Option 1: Magical Reindeer

Sure, Dasher, Dancer, Prancer, Vixon, Comet, Cupid, Donner, Blitzen, and Rudolph might only emit natural gases into Earth’s atmosphere during their tiring journey pulling Santa’s sleigh, but what about the 364 days before? It takes an abundance of energy and fuel to deliver carrots to the North Pole to prepare the reindeer for their big night. The level of sustainability used in the farming practices to grow those carrots is also questionable. On top of that, the reindeer need a lot of water – is it filtered with electricity from the grid or imported through a pipeline running to the North Pole? Is it bottled, leaving plastic waste? And let’s think about our pal Rudolph, his nose so bright. What keeps that thing shining? Does his flashlight nose run on traditional lithium-ion batteries? It sure doesn’t run on solar! These nine reindeer may appear energy efficient, but their upkeep and maintenance have several gray areas nearing environmental malpractices and could contribute to the current climate crisis.

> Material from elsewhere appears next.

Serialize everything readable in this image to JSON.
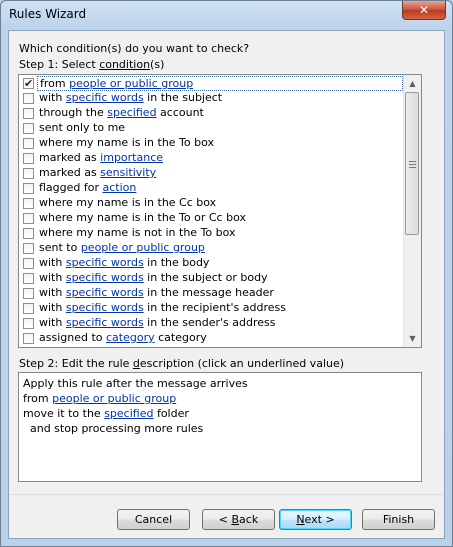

Option 2: The Kringle 3000

A 500 RP (reindeer-power) jet turbine engine – isn’t that something! But is it sustainable? According to science, Santa travels 122 million miles over 24 hours to stop at every household and deliver toys. To travel this distance, he must travel at top speed, which explains the 500 RP engine. The conversion factor for reindeer-power to horsepower is .63, which would mean that the Kringle 3000 operates at 315 horsepower, or 235 kWh. The 235 kWh energy needed to fly Santa’s sleigh multiplied by the 24 hours it takes to deliver toys results in 5,640 kWh expended each year for Santa’s annual trip – not an efficient option! And the Kringle 3000 is not only environmentally irresponsible but also unreliable! Hence, falling off in the middle of Central Park and almost getting Santa arrested by the Central Park Rangers… what a headline that would’ve been!

Option 3: Christmas Spirit

The last topic of discussion is this Christmas spirit thing, a tale as old as time. The ways that someone can show Christmas spirit are endless: tree decorating, hanging stockings, wrapping presents, giving to others, watching your favorite holiday classics, and so many more. However, the best way to spread Christmas cheer is singing loud for all to hear. Even just the slightest bit of Christmas spirit can brighten not only your own holiday but also the holiday season for those lucky enough to share it with you. If everyone showed a little holiday spirit, the Clausometer could register more than enough Christmas spirit to power Santa’s sleigh and fly him around the world. The best part is that it takes zero carbon emissions, fossil fuels, electricity, battery power, or any other type of environmental hinderance to be kind, generous, and merry.

There you have it, folks. Christmas spirit is Santa’s sustainable secret – which means it is our job to sing loud, sing proud, and spread magical cheer wherever the holiday season brings us.